China ordered a lockdown of residents in the city of Changchun, closed schools in Shanghai and urged the public not to leave Beijing last weekend amid a new spike.

Hong Kong has seen its worst spike in recent weeks after limiting COVID’s spread for almost two years with some of the world’s most stringent health mandates. Hong Kong has reported more than 700,000 COVID-19 infections and about 4,200 deaths, most of them in the past three weeks, according to Reuters.

Will other variants emerge?

The more times a virus replicates, the more chances it has to mutate into a stronger strain, as seen with delta and omicron.

That has some public health experts worried about the latest surge in Asia and elsewhere.

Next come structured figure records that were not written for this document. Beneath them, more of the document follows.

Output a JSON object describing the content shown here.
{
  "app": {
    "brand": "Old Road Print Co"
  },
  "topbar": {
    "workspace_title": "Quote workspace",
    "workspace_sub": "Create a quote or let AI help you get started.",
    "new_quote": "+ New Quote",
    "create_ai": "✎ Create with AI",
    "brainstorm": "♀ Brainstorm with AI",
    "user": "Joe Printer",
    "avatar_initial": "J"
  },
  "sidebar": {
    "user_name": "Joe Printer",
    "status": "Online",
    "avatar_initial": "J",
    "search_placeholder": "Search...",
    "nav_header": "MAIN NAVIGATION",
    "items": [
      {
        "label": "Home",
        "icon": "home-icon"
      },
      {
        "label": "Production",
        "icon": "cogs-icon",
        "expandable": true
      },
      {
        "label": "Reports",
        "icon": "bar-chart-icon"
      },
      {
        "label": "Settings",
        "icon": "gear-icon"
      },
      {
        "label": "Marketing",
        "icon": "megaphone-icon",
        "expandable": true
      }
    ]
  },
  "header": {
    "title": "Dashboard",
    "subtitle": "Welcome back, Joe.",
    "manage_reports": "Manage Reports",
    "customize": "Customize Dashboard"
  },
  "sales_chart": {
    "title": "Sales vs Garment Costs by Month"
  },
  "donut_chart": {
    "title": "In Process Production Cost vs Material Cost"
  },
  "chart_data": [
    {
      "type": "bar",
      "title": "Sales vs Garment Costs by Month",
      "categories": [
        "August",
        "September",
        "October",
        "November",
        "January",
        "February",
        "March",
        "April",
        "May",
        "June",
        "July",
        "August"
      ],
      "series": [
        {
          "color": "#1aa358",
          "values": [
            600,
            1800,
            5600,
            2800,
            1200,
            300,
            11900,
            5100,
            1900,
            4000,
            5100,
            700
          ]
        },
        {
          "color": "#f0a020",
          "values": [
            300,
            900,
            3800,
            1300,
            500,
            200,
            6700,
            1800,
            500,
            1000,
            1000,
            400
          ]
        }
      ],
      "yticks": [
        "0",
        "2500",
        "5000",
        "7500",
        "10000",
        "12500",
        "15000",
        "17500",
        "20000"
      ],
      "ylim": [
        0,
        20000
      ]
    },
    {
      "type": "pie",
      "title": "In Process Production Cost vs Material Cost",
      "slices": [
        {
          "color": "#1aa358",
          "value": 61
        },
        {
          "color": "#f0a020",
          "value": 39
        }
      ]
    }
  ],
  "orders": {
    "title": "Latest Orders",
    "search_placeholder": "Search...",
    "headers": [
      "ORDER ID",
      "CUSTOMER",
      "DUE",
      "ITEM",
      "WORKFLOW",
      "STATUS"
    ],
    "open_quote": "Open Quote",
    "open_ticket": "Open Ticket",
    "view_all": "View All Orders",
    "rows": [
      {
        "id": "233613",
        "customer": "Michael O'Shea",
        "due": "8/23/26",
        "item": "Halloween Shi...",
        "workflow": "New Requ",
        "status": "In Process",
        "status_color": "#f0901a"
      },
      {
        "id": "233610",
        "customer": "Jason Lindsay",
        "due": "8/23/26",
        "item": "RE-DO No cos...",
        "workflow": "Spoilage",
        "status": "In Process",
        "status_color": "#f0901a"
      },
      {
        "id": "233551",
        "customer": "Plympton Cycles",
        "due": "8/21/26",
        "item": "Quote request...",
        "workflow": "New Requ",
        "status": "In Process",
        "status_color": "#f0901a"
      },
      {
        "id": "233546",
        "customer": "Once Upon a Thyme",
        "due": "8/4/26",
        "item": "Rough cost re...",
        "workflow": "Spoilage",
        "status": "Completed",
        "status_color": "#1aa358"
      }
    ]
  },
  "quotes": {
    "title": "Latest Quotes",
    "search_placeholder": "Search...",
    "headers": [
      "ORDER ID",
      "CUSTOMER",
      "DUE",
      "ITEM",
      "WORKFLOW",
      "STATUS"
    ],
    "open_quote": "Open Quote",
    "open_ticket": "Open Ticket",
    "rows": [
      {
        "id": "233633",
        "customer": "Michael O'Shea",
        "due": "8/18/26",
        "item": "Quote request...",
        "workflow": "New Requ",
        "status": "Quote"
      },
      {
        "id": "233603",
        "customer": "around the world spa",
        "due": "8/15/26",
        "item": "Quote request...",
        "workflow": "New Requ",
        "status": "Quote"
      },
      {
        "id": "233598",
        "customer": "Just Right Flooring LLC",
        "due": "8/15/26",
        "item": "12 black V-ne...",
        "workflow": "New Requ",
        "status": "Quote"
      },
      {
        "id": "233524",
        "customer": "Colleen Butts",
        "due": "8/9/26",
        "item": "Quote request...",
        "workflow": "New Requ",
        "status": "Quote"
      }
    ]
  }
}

“I’m more worried that the sheer biomass of virus in these places that are now experiencing major waves of omicron will lead to the emergence of new strains, of which we in the U.S. have not yet experienced,” said Daniel Parker, an infectious disease expert at the University of California, Irvine. “That could certainly lead to spikes in cases like what we saw with delta and omicron.”